La blogosphère jette des ponts entre dérives -"Le Soir" du 11 août 2006

Le phénomène n'est pas nouveau. C'est en 2002 que l'Irakien Salam Pax
(pseudonyme qui signifie deux fois «paix») avait ému le monde entier en relatant
la vie à Bagdad sous les bombardements américains. Il avait à l'époque le
quasi-monopole du blog de guerre.
Aujourd'hui, on ne compte plus ses émules, avec entre autres (actualité oblige!)
des bloggeurs libanais ou israéliens. Des sites ont même été créés afin
d'héberger ces blogs, comme lebanon.rampurple.com ou truthlaidbear.com. Dans les
deux camps, le même besoin pressant de parler, de partager*
Lisa Goldman, journaliste canado-israélienne, écrit le 7 août dans son blog
ontheface.blogware.com: «Je suis à Metulla, à la frontière, et nous avons eu six
alertes entre 11h du matin et le début de l'après-midi. J'étais dans la salle à
manger de l'hôtel où beaucoup de journalistes sont réunis (pour la connexion
wifi et le café!).» Sous le texte, l'internaute peut cliquer sur une vidéo
montrant des journalistes et des clients qui attendent dans l'hôtel que les
choses se calment, et qui «sont tellement habitués à entendre les sirènes que
personne ne bouge ou réagit».
Entre journal intime et reportage, le blog de guerre se fait le mégaphone de
l'angoisse. Il se veut aussi un pont entre deux peuples qui partagent les mêmes
peurs sous les bombes. Ramzi vit à Beyrouth et il poste le 7 août sur son blog
ramziblahblah.blogspot: «Mon cousin était militaire et basé à Tyr. Ils se
battaient avec des armes dérisoires. Il vient de se faire abattre par Tsahal. Je
sais que sa mort n'a servi à rien. Mais quand ses enfants grandiront et me
demanderont ce qui s'est passé en 2006, je leur dirai que leur père est mort en
héros. Découvriront-ils la vérité? Et si oui, me pardonneront-ils?»
Un bloggeur israélien de 17 ans s'indigne de la façon dont le Hezbollah utilise
les civils libanais et écrit le 1er août sur israelibunker.blogspot.com: «Le
Hezbollah prend les civils comme boucliers. Vous n'avez probablement pas vu la
photo de ce gamin de 7 ans tué avec sa grand-mère il y a quelques jours. Si vous
l'aviez vue, vous seriez passé outre son petit corps mort pour ne voir que son
sourire, figé pour l'éternité en ses sept années. Vous n'en avez pas entendu
parler parce que nous, nous ne faisons pas étalage de nos morts. On ravale notre
chagrin et on continue.»

«Personne ne peut laisser ce massacre continue»

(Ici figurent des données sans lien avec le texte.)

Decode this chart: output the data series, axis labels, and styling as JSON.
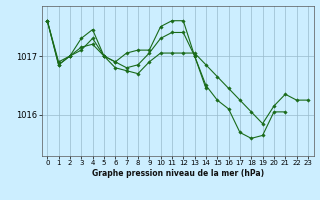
{
  "background_color": "#cceeff",
  "plot_background_color": "#cceeff",
  "line_color": "#1a6b1a",
  "grid_color": "#99bbcc",
  "xlabel": "Graphe pression niveau de la mer (hPa)",
  "xlim": [
    -0.5,
    23.5
  ],
  "ylim": [
    1015.3,
    1017.85
  ],
  "yticks": [
    1016,
    1017
  ],
  "xticks": [
    0,
    1,
    2,
    3,
    4,
    5,
    6,
    7,
    8,
    9,
    10,
    11,
    12,
    13,
    14,
    15,
    16,
    17,
    18,
    19,
    20,
    21,
    22,
    23
  ],
  "series": [
    {
      "x": [
        0,
        1,
        2,
        3,
        4,
        5,
        6,
        7,
        8,
        9,
        10,
        11,
        12,
        13,
        14,
        15,
        16,
        17,
        18,
        19,
        20,
        21
      ],
      "y": [
        1017.6,
        1016.9,
        1017.0,
        1017.15,
        1017.2,
        1017.0,
        1016.9,
        1016.8,
        1016.85,
        1017.05,
        1017.3,
        1017.4,
        1017.4,
        1017.0,
        1016.5,
        1016.25,
        1016.1,
        1015.7,
        1015.6,
        1015.65,
        1016.05,
        1016.05
      ]
    },
    {
      "x": [
        0,
        1,
        2,
        3,
        4,
        5,
        6,
        7,
        8,
        9,
        10,
        11,
        12,
        13,
        14
      ],
      "y": [
        1017.6,
        1016.85,
        1017.0,
        1017.3,
        1017.45,
        1017.0,
        1016.9,
        1017.05,
        1017.1,
        1017.1,
        1017.5,
        1017.6,
        1017.6,
        1017.0,
        1016.45
      ]
    },
    {
      "x": [
        0,
        1,
        2,
        3,
        4,
        5,
        6,
        7,
        8,
        9,
        10,
        11,
        12,
        13,
        14,
        15,
        16,
        17,
        18,
        19,
        20,
        21,
        22,
        23
      ],
      "y": [
        1017.6,
        1016.85,
        1017.0,
        1017.1,
        1017.3,
        1017.0,
        1016.8,
        1016.75,
        1016.7,
        1016.9,
        1017.05,
        1017.05,
        1017.05,
        1017.05,
        1016.85,
        1016.65,
        1016.45,
        1016.25,
        1016.05,
        1015.85,
        1016.15,
        1016.35,
        1016.25,
        1016.25
      ]
    }
  ]
}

À Bruxelles aussi, la résistance au conflit s'organise. Avec le blog
savelebanon2006.skyblog.com, par exemple, qui se présente comme «un skyblog pour
les jeunes, créé en solidarité avec le Liban, victime des attaques d'Israël
depuis la mi-juillet 2006; un skyblog pour un Liban libre, démocratique et
laïque». Lea, 15 ans et Belgo-Libanaise, en est la jeune conceptrice. Elle
affirme que «personne ne peut laisser ce massacre continuer, qu'on soit libanais
ou de n'importe quel autre pays! C'est pour ça que j'ai créé ce blog, pour
protester, et aider mon pays, même si ce n'est pas grand-chose. Je n'avais pas
envie de rester les bras croisés devant la télé pendant que mes semblables se
font massacrer».
Sur le site de la jeune militante, on trouve un lien vers un autre blog belge,
urgence-liban.blogspot.com, qui propose de réagir au conflit en participant à
des manifestations, en envoyant des dons ou en signant des pétitions.
Les blogs d'ici et de là-bas partagent le même impératif de garder le contact et
la même volonté de construire un discours en marge des médias traditionnels. Il
en émerge des entrelacs d'opinions, de cris de détresse et de messages d'espoir,
parfois transmis avec beaucoup d'art et de poésie.

---M.C.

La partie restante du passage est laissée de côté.